# Bulkhead prices and recommendations



## bumfisherman (Sep 5, 2005)

I am looking at purchasing a canal lot and it will require 300 feet of bulkhead. Is the heavy vinyl the highest quality and longest lasting? For residential purposes what is the estimated cost per linear foot? Any other ideas? Thanks in advance.


----------



## Hullahopper (May 24, 2004)

Concrete is the highest quality and longest lasting. 300' Yikes! Hope your wallet is quite large! I think there are a couple of bulkhead people on 2Cool that can help you on the pricing.


----------



## boatlift (Jun 23, 2009)

Let me know where you're located & I can hook you up with people we supply that do that.

Tight Lines & Happy Hunting,
Michael Fulweber
Boat Lift Distributors & Big Country Outdoors
800-657-9998
713-461-9443 (local)
www.liftboat.com
www.bigcountryoutdoors.net
Logic, safety & superior construction is the pulse of Boat Lift Distributors.


----------



## Jerry-rigged (May 21, 2004)

I did a vinyl sheet-pile bulkhead a few years ago, about ~130' for me. This was in '04,'05, so pricing probably has changed. I am thinking the 1/2" plastic will last longer than me (has a 50 year warranty). However, the treated 2x12 top cap and face board may need to be replaced in another 10-20 years, don't really know.

Weather you use the sheet pile, concrete, or whatever, be sure you use good deadmans. My neighbor had a concrete bulkhead, and when the deadman rusted through, the wall fell over.


----------



## CHARLIE (Jun 2, 2004)

Concrete is cheaper here in Tiki but can they get to your bulkhead with a dragline? The beauty of vinyl is its lite and can be driven with jackhammers. But it is more expensive.

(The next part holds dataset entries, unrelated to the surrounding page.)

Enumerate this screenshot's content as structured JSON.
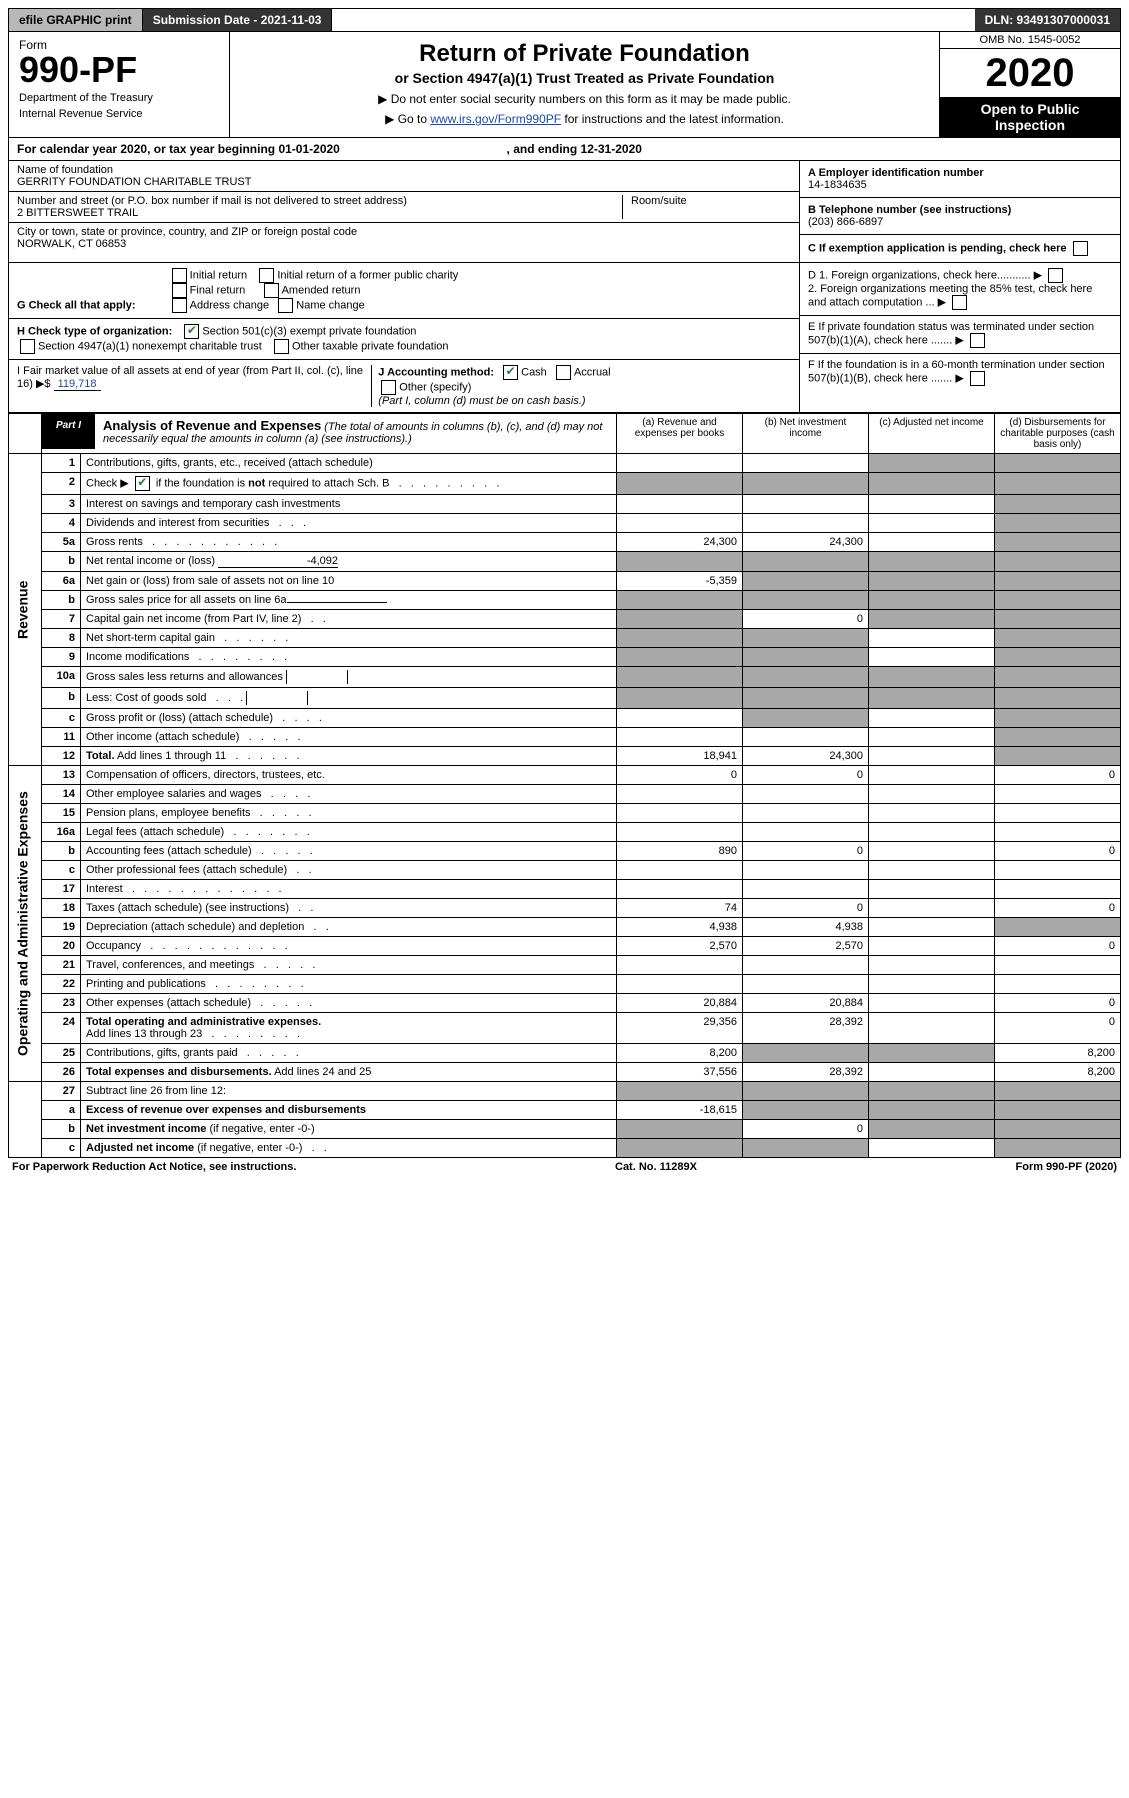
{
  "topbar": {
    "efile": "efile GRAPHIC print",
    "sub_date_label": "Submission Date - 2021-11-03",
    "dln": "DLN: 93491307000031"
  },
  "header": {
    "form_label": "Form",
    "form_num": "990-PF",
    "dept": "Department of the Treasury",
    "irs": "Internal Revenue Service",
    "title": "Return of Private Foundation",
    "subtitle": "or Section 4947(a)(1) Trust Treated as Private Foundation",
    "note1": "▶ Do not enter social security numbers on this form as it may be made public.",
    "note2_pre": "▶ Go to ",
    "note2_link": "www.irs.gov/Form990PF",
    "note2_post": " for instructions and the latest information.",
    "omb": "OMB No. 1545-0052",
    "year": "2020",
    "open": "Open to Public Inspection"
  },
  "calendar": {
    "text_pre": "For calendar year 2020, or tax year beginning ",
    "begin": "01-01-2020",
    "mid": " , and ending ",
    "end": "12-31-2020"
  },
  "entity": {
    "name_label": "Name of foundation",
    "name": "GERRITY FOUNDATION CHARITABLE TRUST",
    "addr_label": "Number and street (or P.O. box number if mail is not delivered to street address)",
    "addr": "2 BITTERSWEET TRAIL",
    "room_label": "Room/suite",
    "city_label": "City or town, state or province, country, and ZIP or foreign postal code",
    "city": "NORWALK, CT  06853",
    "a_label": "A Employer identification number",
    "a_val": "14-1834635",
    "b_label": "B Telephone number (see instructions)",
    "b_val": "(203) 866-6897",
    "c_label": "C If exemption application is pending, check here"
  },
  "checks": {
    "g_label": "G Check all that apply:",
    "g_items": [
      "Initial return",
      "Initial return of a former public charity",
      "Final return",
      "Amended return",
      "Address change",
      "Name change"
    ],
    "h_label": "H Check type of organization:",
    "h_501c3": "Section 501(c)(3) exempt private foundation",
    "h_4947": "Section 4947(a)(1) nonexempt charitable trust",
    "h_other": "Other taxable private foundation",
    "i_label": "I Fair market value of all assets at end of year (from Part II, col. (c), line 16) ▶$ ",
    "i_val": "119,718",
    "j_label": "J Accounting method:",
    "j_cash": "Cash",
    "j_accrual": "Accrual",
    "j_other": "Other (specify)",
    "j_note": "(Part I, column (d) must be on cash basis.)",
    "d1": "D 1. Foreign organizations, check here...........",
    "d2": "2. Foreign organizations meeting the 85% test, check here and attach computation ...",
    "e": "E If private foundation status was terminated under section 507(b)(1)(A), check here .......",
    "f": "F If the foundation is in a 60-month termination under section 507(b)(1)(B), check here .......",
    "arrow": "▶"
  },
  "part1": {
    "tag": "Part I",
    "title": "Analysis of Revenue and Expenses",
    "title_note": "(The total of amounts in columns (b), (c), and (d) may not necessarily equal the amounts in column (a) (see instructions).)",
    "col_a": "(a) Revenue and expenses per books",
    "col_b": "(b) Net investment income",
    "col_c": "(c) Adjusted net income",
    "col_d": "(d) Disbursements for charitable purposes (cash basis only)"
  },
  "sections": {
    "revenue": "Revenue",
    "opex": "Operating and Administrative Expenses"
  },
  "rows": [
    {
      "n": "1",
      "d": "shade",
      "a": "",
      "b": "",
      "c": "shade"
    },
    {
      "n": "2",
      "d": "shade",
      "a": "shade",
      "b": "shade",
      "c": "shade",
      "noval": true,
      "bold_not": true
    },
    {
      "n": "3",
      "d": "shade",
      "a": "",
      "b": "",
      "c": ""
    },
    {
      "n": "4",
      "d": "shade",
      "a": "",
      "b": "",
      "c": ""
    },
    {
      "n": "5a",
      "d": "shade",
      "a": "24,300",
      "b": "24,300",
      "c": ""
    },
    {
      "n": "b",
      "d": "shade",
      "a": "shade",
      "b": "shade",
      "c": "shade",
      "inline": "-4,092"
    },
    {
      "n": "6a",
      "d": "shade",
      "a": "-5,359",
      "b": "shade",
      "c": "shade"
    },
    {
      "n": "b",
      "d": "shade",
      "a": "shade",
      "b": "shade",
      "c": "shade",
      "inline": ""
    },
    {
      "n": "7",
      "d": "shade",
      "a": "shade",
      "b": "0",
      "c": "shade"
    },
    {
      "n": "8",
      "d": "shade",
      "a": "shade",
      "b": "shade",
      "c": ""
    },
    {
      "n": "9",
      "d": "shade",
      "a": "shade",
      "b": "shade",
      "c": ""
    },
    {
      "n": "10a",
      "d": "shade",
      "a": "shade",
      "b": "shade",
      "c": "shade",
      "inline": ""
    },
    {
      "n": "b",
      "d": "shade",
      "a": "shade",
      "b": "shade",
      "c": "shade",
      "inline": ""
    },
    {
      "n": "c",
      "d": "shade",
      "a": "",
      "b": "shade",
      "c": ""
    },
    {
      "n": "11",
      "d": "shade",
      "a": "",
      "b": "",
      "c": ""
    },
    {
      "n": "12",
      "d": "shade",
      "a": "18,941",
      "b": "24,300",
      "c": "",
      "bold": true
    }
  ],
  "rows2": [
    {
      "n": "13",
      "d": "0",
      "a": "0",
      "b": "0",
      "c": ""
    },
    {
      "n": "14",
      "d": "",
      "a": "",
      "b": "",
      "c": ""
    },
    {
      "n": "15",
      "d": "",
      "a": "",
      "b": "",
      "c": ""
    },
    {
      "n": "16a",
      "d": "",
      "a": "",
      "b": "",
      "c": ""
    },
    {
      "n": "b",
      "d": "0",
      "a": "890",
      "b": "0",
      "c": ""
    },
    {
      "n": "c",
      "d": "",
      "a": "",
      "b": "",
      "c": ""
    },
    {
      "n": "17",
      "d": "",
      "a": "",
      "b": "",
      "c": ""
    },
    {
      "n": "18",
      "d": "0",
      "a": "74",
      "b": "0",
      "c": ""
    },
    {
      "n": "19",
      "d": "shade",
      "a": "4,938",
      "b": "4,938",
      "c": ""
    },
    {
      "n": "20",
      "d": "0",
      "a": "2,570",
      "b": "2,570",
      "c": ""
    },
    {
      "n": "21",
      "d": "",
      "a": "",
      "b": "",
      "c": ""
    },
    {
      "n": "22",
      "d": "",
      "a": "",
      "b": "",
      "c": ""
    },
    {
      "n": "23",
      "d": "0",
      "a": "20,884",
      "b": "20,884",
      "c": ""
    },
    {
      "n": "24",
      "d": "0",
      "a": "29,356",
      "b": "28,392",
      "c": "",
      "bold": true
    },
    {
      "n": "25",
      "d": "8,200",
      "a": "8,200",
      "b": "shade",
      "c": "shade"
    },
    {
      "n": "26",
      "d": "8,200",
      "a": "37,556",
      "b": "28,392",
      "c": "",
      "bold": true
    }
  ],
  "rows3": [
    {
      "n": "27",
      "d": "shade",
      "a": "shade",
      "b": "shade",
      "c": "shade"
    },
    {
      "n": "a",
      "d": "shade",
      "a": "-18,615",
      "b": "shade",
      "c": "shade",
      "bold": true
    },
    {
      "n": "b",
      "d": "shade",
      "a": "shade",
      "b": "0",
      "c": "shade",
      "bold": true
    },
    {
      "n": "c",
      "d": "shade",
      "a": "shade",
      "b": "shade",
      "c": "",
      "bold": true
    }
  ],
  "footer": {
    "left": "For Paperwork Reduction Act Notice, see instructions.",
    "mid": "Cat. No. 11289X",
    "right": "Form 990-PF (2020)"
  }
}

Have to watch the installers close because sometimes the panels mite hit something down in the mud and stop going. Some of the installers just cut them off which is bad. I wouild guess that good vinly bulkhead is now close to $125 bucks a foot and cement probably a little less.


----------



## T-Muney (Aug 12, 2005)

I had about 60' done on the colorado river about 4 or 5 years ago. Think i paid about 8k. Should be cheaper if its in a canal i would think.


----------



## bumfisherman (Sep 5, 2005)

Has anyone here constructed a bulkhead yourself? Any suggestions?


----------



## kenny (May 21, 2004)

It depends what the lot price is. 300' of any bulkhead is going to cost a fortune. I'd either find another lot or get the property owner to drop the price.


----------



## monkeyman1 (Dec 30, 2007)

troy woodall, 281.353.3665 or robert crawley, 713.253.1107...crawley's shoreline const. inc.


----------



## Johnboat (Jun 7, 2004)

*You can not beat this deal !*

0.6 acre culdesac lot with 226 feet of concrete bulkhead and big boat depth, underground utilities and sewer initial fee paid.... casting distance from the ICW near the intersection with the Houston ship channel....all for $75K.

http://search.har.com/engine/1800-Laguna-Harbor-Estate-Blvd-Port-Bolivar-TX-77650_HAR99020343.htm


----------



## fishinguy (Aug 5, 2004)

monkeyman1 said:


> troy woodall, 281.353.3665 or robert crawley, 713.253.1107...crawley's shoreline const. inc.


thanks

I need to get some done too but will probably have to wait till next year. I called someone down there already and I think they where at $110 a foot I need about 150' or 160'. Can't wait to get it but could wait on paying for it LOL.


----------